Denunciou o fato de um cirurgião do SUS que “constitui a mama de um transexual” receber mais do que o colega que “reconstitui” o seio de uma mulher vítima de câncer. E, claro, lamentou o desapreço para com as polícias:
“Nossa sociedade bota o dedo na cara de um policial… Qualquer menino [faz isso] e não acontece nada”, disse, muito provavelmente referindo-se aos meninos da Zona Sul do Rio ou da Zona Oeste de São Paulo. “Nós não podemos, por exemplo, deixar que prossiga esse desamor pela polícia, que tem acontecido no Brasil. Porque são eles que nós temos. Nós não temos outros.”
Entre os atuais entraves ao progresso estavam, claro, os quilombolas.
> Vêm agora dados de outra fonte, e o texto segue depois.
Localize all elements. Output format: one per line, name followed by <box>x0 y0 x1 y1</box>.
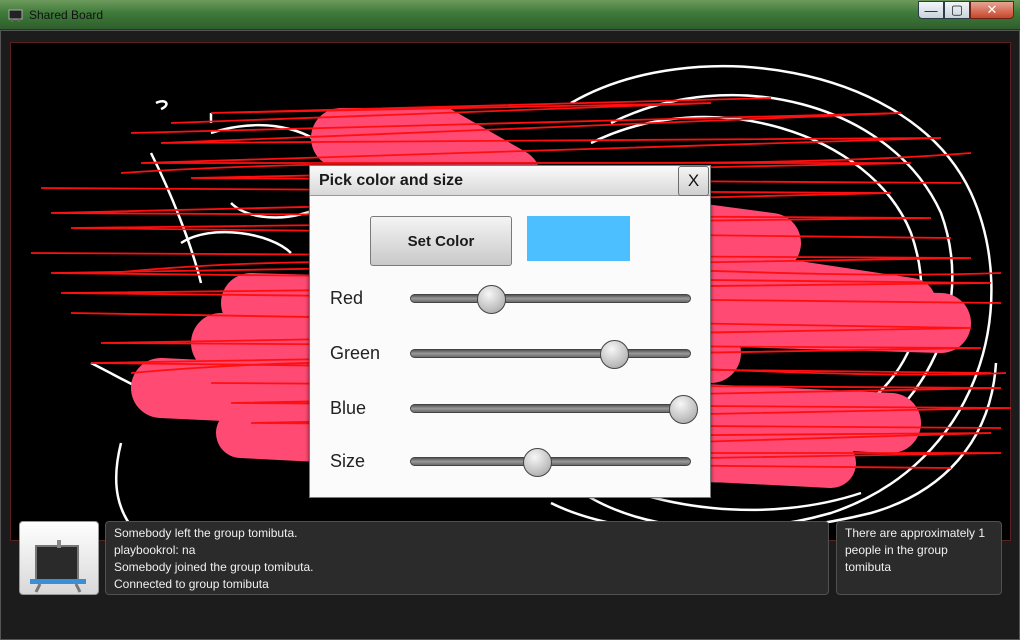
log-line: Somebody joined the group tomibuta. <box>114 560 314 574</box>
log-line: Somebody left the group tomibuta. <box>114 526 298 540</box>
red-slider-track[interactable] <box>410 294 691 303</box>
dialog-header: Pick color and size X <box>310 166 710 196</box>
set-color-button[interactable]: Set Color <box>370 216 512 266</box>
window-title: Shared Board <box>29 8 104 22</box>
color-size-dialog: Pick color and size X Set Color Red Gree… <box>309 165 711 498</box>
group-count-text: There are approximately 1 people in the … <box>845 526 986 574</box>
size-slider-thumb[interactable] <box>522 447 552 477</box>
green-slider-track[interactable] <box>410 349 691 358</box>
green-label: Green <box>330 343 381 363</box>
board-icon <box>8 9 23 22</box>
close-window-button[interactable]: ✕ <box>970 1 1014 19</box>
maximize-icon: ▢ <box>950 2 964 17</box>
blue-slider-track[interactable] <box>410 404 691 413</box>
close-icon: ✕ <box>986 2 998 17</box>
log-line: playbookrol: na <box>114 543 196 557</box>
window-controls: — ▢ ✕ <box>918 1 1014 20</box>
size-label: Size <box>330 451 366 471</box>
green-slider-thumb[interactable] <box>599 339 629 369</box>
activity-log: Somebody left the group tomibuta. playbo… <box>105 521 829 595</box>
app-logo-tile[interactable] <box>19 521 99 595</box>
maximize-button[interactable]: ▢ <box>944 1 970 19</box>
blue-label: Blue <box>330 398 367 418</box>
dialog-title: Pick color and size <box>319 172 464 189</box>
window-titlebar: Shared Board — ▢ ✕ <box>0 0 1020 30</box>
minimize-button[interactable]: — <box>918 1 944 19</box>
minimize-icon: — <box>924 2 938 18</box>
log-line: Connected to group tomibuta <box>114 577 269 591</box>
red-label: Red <box>330 288 364 308</box>
whiteboard-easel-icon <box>30 540 86 593</box>
group-info-panel: There are approximately 1 people in the … <box>836 521 1002 595</box>
red-slider-thumb[interactable] <box>477 284 507 314</box>
dialog-close-button[interactable]: X <box>678 166 709 196</box>
blue-slider-thumb[interactable] <box>669 394 698 424</box>
color-preview-swatch <box>527 216 630 261</box>
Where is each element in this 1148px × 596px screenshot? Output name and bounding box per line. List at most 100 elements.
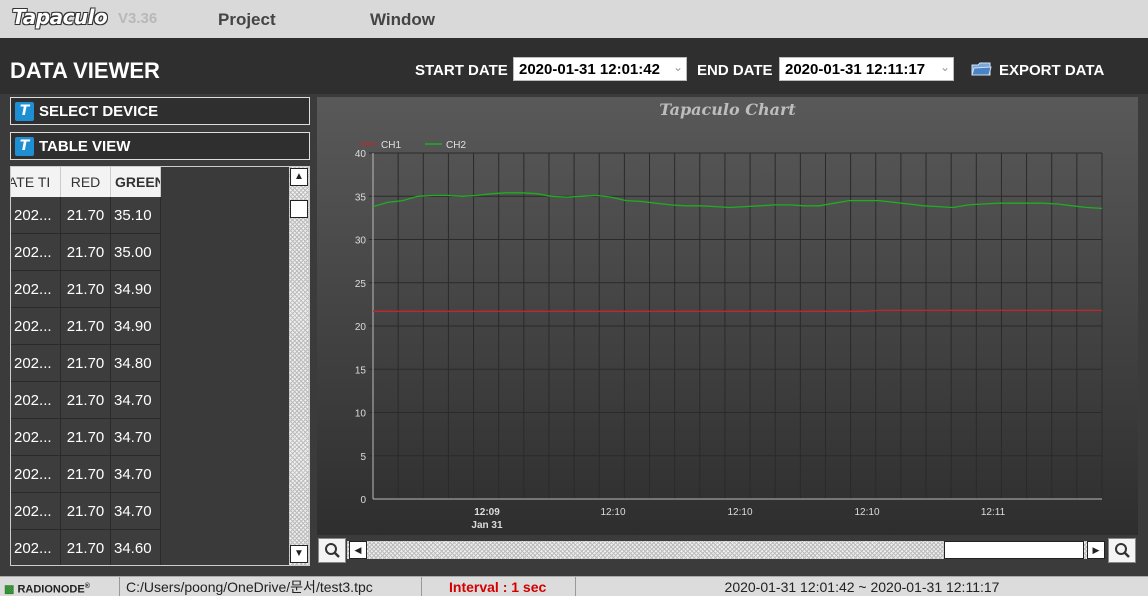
magnifier-icon <box>1115 543 1130 558</box>
series-line-ch1 <box>373 309 1102 312</box>
app-version: V3.36 <box>118 10 158 27</box>
zoom-in-button[interactable] <box>1108 538 1136 563</box>
start-date-picker[interactable]: 2020-01-31 12:01:42 ⌄ <box>513 57 687 81</box>
cell-green: 34.70 <box>111 493 161 530</box>
end-date-value: 2020-01-31 12:11:17 <box>785 61 926 78</box>
cell-red: 21.70 <box>61 419 111 456</box>
viewer-header: DATA VIEWER START DATE 2020-01-31 12:01:… <box>0 38 1148 94</box>
status-file-path: C:/Users/poong/OneDrive/문서/test3.tpc <box>120 577 422 596</box>
table-body: 202... 21.70 35.10 202... 21.70 35.00 202... 21… <box>11 197 161 565</box>
menu-project[interactable]: Project <box>218 10 276 30</box>
cell-datetime: 202... <box>11 530 61 565</box>
series-line-ch2 <box>372 192 1103 210</box>
table-row[interactable]: 202... 21.70 34.70 <box>11 382 161 419</box>
table-vertical-scrollbar[interactable]: ▲ ▼ <box>289 167 309 565</box>
status-bar: ▩ RADIONODE® C:/Users/poong/OneDrive/문서/… <box>0 576 1148 596</box>
table-view-button[interactable]: T TABLE VIEW <box>10 132 310 160</box>
chart-scroll-thumb[interactable] <box>944 541 1084 559</box>
table-row[interactable]: 202... 21.70 34.70 <box>11 419 161 456</box>
cell-datetime: 202... <box>11 456 61 493</box>
x-tick-label: 12:10 <box>600 507 625 518</box>
cell-datetime: 202... <box>11 493 61 530</box>
y-tick-label: 25 <box>355 279 367 290</box>
scroll-down-icon[interactable]: ▼ <box>290 545 308 563</box>
table-row[interactable]: 202... 21.70 34.90 <box>11 308 161 345</box>
scroll-right-icon[interactable]: ▶ <box>1087 541 1105 559</box>
cell-datetime: 202... <box>11 308 61 345</box>
x-tick-label: 12:10 <box>727 507 752 518</box>
y-tick-label: 5 <box>360 452 366 463</box>
table-row[interactable]: 202... 21.70 35.00 <box>11 234 161 271</box>
cell-green: 34.70 <box>111 419 161 456</box>
radionode-logo: ▩ RADIONODE® <box>0 577 120 596</box>
table-row[interactable]: 202... 21.70 35.10 <box>11 197 161 234</box>
column-header-red[interactable]: RED <box>61 167 111 197</box>
cell-red: 21.70 <box>61 308 111 345</box>
cell-green: 35.00 <box>111 234 161 271</box>
cell-datetime: 202... <box>11 345 61 382</box>
radionode-mark-icon: ▩ <box>4 583 15 596</box>
status-date-range: 2020-01-31 12:01:42 ~ 2020-01-31 12:11:1… <box>724 579 1000 595</box>
cell-red: 21.70 <box>61 530 111 565</box>
page-title: DATA VIEWER <box>10 58 160 83</box>
cell-red: 21.70 <box>61 456 111 493</box>
folder-export-icon[interactable] <box>971 61 992 77</box>
x-tick-label: 12:10 <box>854 507 879 518</box>
chevron-down-icon: ⌄ <box>672 60 683 74</box>
select-device-button[interactable]: T SELECT DEVICE <box>10 97 310 125</box>
export-data-button[interactable]: EXPORT DATA <box>999 62 1104 79</box>
y-tick-label: 15 <box>355 365 367 376</box>
select-device-label: SELECT DEVICE <box>39 103 159 120</box>
cell-green: 34.90 <box>111 308 161 345</box>
table-row[interactable]: 202... 21.70 34.90 <box>11 271 161 308</box>
table-row[interactable]: 202... 21.70 34.70 <box>11 493 161 530</box>
zoom-out-button[interactable] <box>318 538 346 563</box>
cell-red: 21.70 <box>61 271 111 308</box>
cell-red: 21.70 <box>61 382 111 419</box>
start-date-label: START DATE <box>415 62 508 79</box>
cell-red: 21.70 <box>61 345 111 382</box>
cell-red: 21.70 <box>61 493 111 530</box>
y-tick-label: 10 <box>355 409 367 420</box>
magnifier-icon <box>325 543 340 558</box>
data-table: ATE TI RED GREEN 202... 21.70 35.10 202... 2… <box>10 166 310 566</box>
scroll-up-icon[interactable]: ▲ <box>290 168 308 186</box>
cell-datetime: 202... <box>11 271 61 308</box>
x-tick-label: 12:11 <box>981 507 1006 518</box>
cell-green: 34.60 <box>111 530 161 565</box>
cell-datetime: 202... <box>11 197 61 234</box>
y-tick-label: 20 <box>355 322 367 333</box>
column-header-datetime[interactable]: ATE TI <box>11 167 61 197</box>
column-header-green[interactable]: GREEN <box>111 167 161 197</box>
cell-red: 21.70 <box>61 197 111 234</box>
menu-bar: Tapaculo V3.36 Project Window <box>0 0 1148 38</box>
y-tick-label: 0 <box>360 495 366 506</box>
tapaculo-icon: T <box>15 137 34 156</box>
legend-label: CH2 <box>446 140 466 151</box>
menu-window[interactable]: Window <box>370 10 435 30</box>
table-row[interactable]: 202... 21.70 34.70 <box>11 456 161 493</box>
cell-datetime: 202... <box>11 382 61 419</box>
cell-red: 21.70 <box>61 234 111 271</box>
scroll-thumb[interactable] <box>290 200 308 218</box>
status-interval: Interval : 1 sec <box>422 577 576 596</box>
x-tick-sublabel: Jan 31 <box>471 520 503 531</box>
end-date-picker[interactable]: 2020-01-31 12:11:17 ⌄ <box>779 57 954 81</box>
cell-green: 34.80 <box>111 345 161 382</box>
chart-horizontal-scrollbar[interactable]: ◀ ▶ <box>347 541 1105 559</box>
line-chart[interactable]: 0 5 10 15 20 25 30 35 40 12:09 Jan 31 12:10 12:10 12:… <box>317 97 1138 535</box>
y-tick-label: 30 <box>355 236 367 247</box>
cell-green: 34.90 <box>111 271 161 308</box>
tapaculo-icon: T <box>15 102 34 121</box>
start-date-value: 2020-01-31 12:01:42 <box>519 61 660 78</box>
table-header: ATE TI RED GREEN <box>11 167 287 197</box>
scroll-left-icon[interactable]: ◀ <box>349 541 367 559</box>
chart-panel: Tapaculo Chart 0 5 10 15 20 25 30 35 40 12:09 Jan … <box>317 97 1138 535</box>
app-logo: Tapaculo <box>12 5 108 29</box>
x-tick-label: 12:09 <box>474 507 500 518</box>
table-row[interactable]: 202... 21.70 34.60 <box>11 530 161 565</box>
status-brand: RADIONODE <box>17 583 85 596</box>
cell-green: 34.70 <box>111 382 161 419</box>
table-row[interactable]: 202... 21.70 34.80 <box>11 345 161 382</box>
cell-green: 34.70 <box>111 456 161 493</box>
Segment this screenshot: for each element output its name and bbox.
Em particular, uma comunidade que ocupa a península de Alcântara, no Maranhão.
“Algumas comunidades permanecem onde estão e não saem para a expansão do centro de lançamento de Alcântara por razões culturais. ‘Ah, não quero sair porque aqui morreu minha vó’”, minimizou.
Para Etchegoyen, essa resistência seria estimulada por algumas lideranças, cooptadas por antropólogos estrangeiros que, na verdade, teriam o objetivo de sabotar o programa espacial brasileiro. “Há 30 anos já se discute isso e não se sai do lugar. E se não chegarmos a uma posição do que é interesse nacional, nós vamos continuar patinando.”
Por fim, a exemplo de outro militar da reserva que tem ganhado cada vez mais espaço nos microfones do país, o ministro criticou uma suposta patrulha do politicamente correto: “Quantos e quantas aqui teriam coragem de levantar e discutir claramente a sua opinião sobre cotas, por exemplo? Isso é uma coisa que, na sociedade, nós estamos buscando uma unanimidade – e eu não estou falando contra as cotas, eu estou tratando teoricamente do assunto – mas nós queremos uma unanimidade na sociedade?”